Ronald Brauning, 40, of Abington, has been arrested on the criminal homicide charge of drug delivery resulting in death, in the overdose death of Ronald Solomon of Hatfield Aug. 14, 2017. The arrest was announced earlier today by the Montgomery County District Attorney Kevin R. Steele, Hatfield Township Police Chief William J. Tierney, Lower Merion Township Police Superintendent Michael J. McGrath and Montgomery Township Police Chief J. Scott Bendig
Hatfield Township Police on August 14, 2017 at 2:25 a.m., responded to a residence on Koffel Road to find an unresponsive male lying on the garage floor. Ronald Solomon was later pronounced dead at Abington Lansdale Hospital. The ongoing investigation by the Montgomery County Detective Bureau’s Opioid Task Force Detectives revealed that on the evening of August 13, the victim met with Ronald Brauning at a friend’s house, where Brauning sold him illegal drugs including fentanyl and methamphetamine. Solomon returned home after the drug purchase, he then ingested the drugs and died. There was bag of drugs found underneath Mr. Solomon’s cell phone case. Testing by National Medical Services found that the bag contained methamphetamine.
Within Forty-five minutes following the Solomon’s overdose death, Brauning was arrested by Montgomery Township Police in an unrelated incident for possession with intent to deliver and other charges related to drugs. When Brauning was arrested he had in his possession, six zipper-sealed bags of methamphetamine, and four blue wax paper baggies filled with drugs. Three of those bags contained heroin and the fourth contained a heroin-fentanyl mix.
An Autopsy indicated that the victim died of a combined drug intoxication of methamphetamine and fentanyl. Brauning could get up to 40 years for drug delivery resulting in death. He has been in the Montgomery County Correctional Facility since this arrest. Bail was set at $750,000 which Brauning was unable to post.

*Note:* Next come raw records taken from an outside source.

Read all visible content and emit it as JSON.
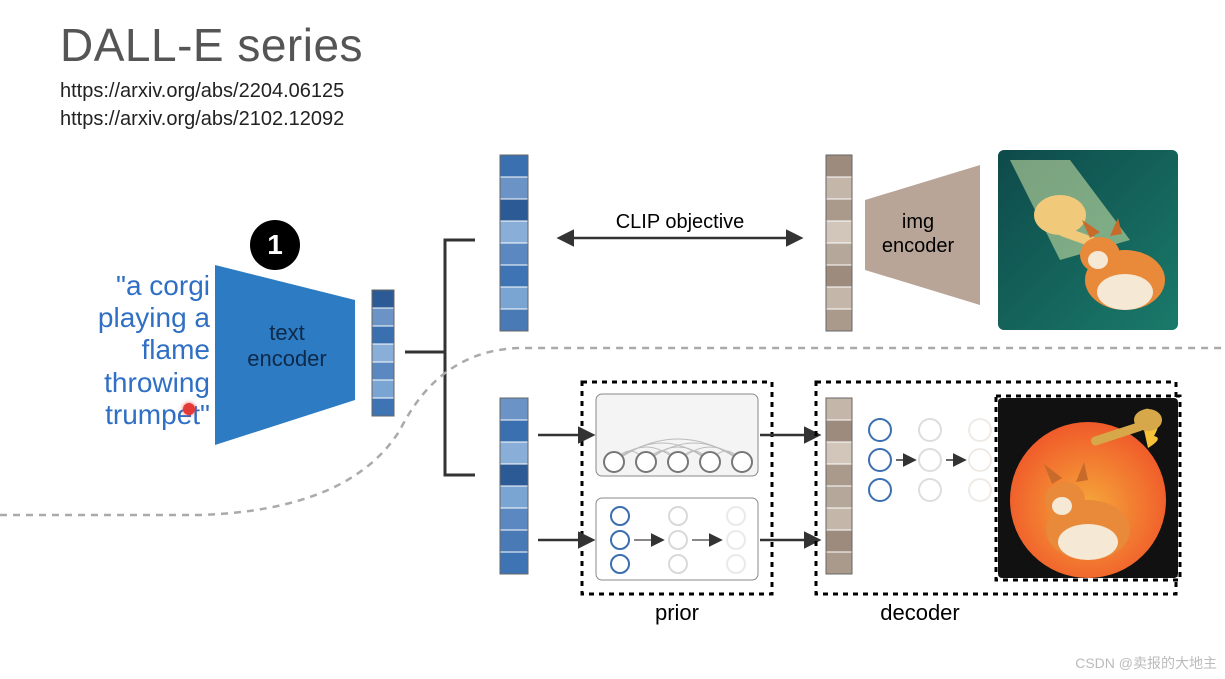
{
  "title": "DALL-E series",
  "links": [
    "https://arxiv.org/abs/2204.06125",
    "https://arxiv.org/abs/2102.12092"
  ],
  "prompt": {
    "lines": [
      "\"a corgi",
      "playing a",
      "flame",
      "throwing",
      "trumpet\""
    ],
    "color": "#2f6fc4"
  },
  "badge": {
    "text": "1",
    "bg": "#000000",
    "fg": "#ffffff"
  },
  "blocks": {
    "text_encoder": {
      "label": "text\nencoder",
      "fill": "#2d7bc3",
      "label_color": "#0e2a4a"
    },
    "img_encoder": {
      "label": "img\nencoder",
      "fill": "#b9a597"
    },
    "prior": {
      "label": "prior"
    },
    "decoder": {
      "label": "decoder"
    }
  },
  "clip_label": "CLIP objective",
  "vectors": {
    "text_vec": {
      "cells": 7,
      "colors": [
        "#2c5a95",
        "#6b93c6",
        "#3a6fb0",
        "#89aed8",
        "#5b88c1",
        "#7aa4d2",
        "#3f74b4"
      ]
    },
    "clip_top": {
      "cells": 8,
      "colors": [
        "#3a6fb0",
        "#6b93c6",
        "#2c5a95",
        "#89aed8",
        "#5b88c1",
        "#3f74b4",
        "#7aa4d2",
        "#4a7ab5"
      ]
    },
    "clip_bot": {
      "cells": 8,
      "colors": [
        "#6b93c6",
        "#3a6fb0",
        "#89aed8",
        "#2c5a95",
        "#7aa4d2",
        "#5b88c1",
        "#4a7ab5",
        "#3f74b4"
      ]
    },
    "img_top": {
      "cells": 8,
      "colors": [
        "#9d8b7d",
        "#c4b6a9",
        "#a99a8c",
        "#d2c6ba",
        "#b5a79a",
        "#9d8b7d",
        "#c4b6a9",
        "#a99a8c"
      ]
    },
    "img_bot": {
      "cells": 8,
      "colors": [
        "#c4b6a9",
        "#9d8b7d",
        "#d2c6ba",
        "#a99a8c",
        "#b5a79a",
        "#c4b6a9",
        "#9d8b7d",
        "#a99a8c"
      ]
    }
  },
  "corgi_top": {
    "bg_from": "#0e4a4a",
    "bg_to": "#1a7a6a",
    "body": "#e88a3a",
    "belly": "#f5e8d5",
    "ear": "#c86a2a",
    "trumpet": "#f0c97a",
    "beam": "#e8f5b0"
  },
  "corgi_bot": {
    "bg": "#111111",
    "sun": "#f05a2a",
    "sun2": "#f5a83a",
    "body": "#e88a3a",
    "belly": "#f5e8d5",
    "ear": "#c86a2a",
    "trumpet": "#d6a84a",
    "flame": "#f5c23a"
  },
  "prior_circles": {
    "stroke": "#777",
    "n": 5
  },
  "decoder_circles": {
    "left_stroke": "#3a6fb0",
    "mid_stroke": "#bdbdbd",
    "right_stroke": "#d4c6b8"
  },
  "watermark": "CSDN @卖报的大地主"
}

“Ronald Solomon died in his garage from being poisoned by drugs—fentanyl and methamphetamine—sold to him by a dealer. This dealer knew how deadly these drugs were and sold it to the victim anyway, just to make money,” said District Attorney Steele. “Dealers peddling their poison should think twice about doing so in Montgomery County. If someone dies and we can prove who provided the drugs to them, the dealer is on the hook for homicide and looking at a sentence of 20 to 40 years in prison. “This is our first arrest for this charge in 2018, and mark my words, more arrests will be coming. As long as drug dealers continue to peddle their deadly poison in Montgomery County, our law enforcement personnel will seek to hold them accountable for these deaths,” said Steele.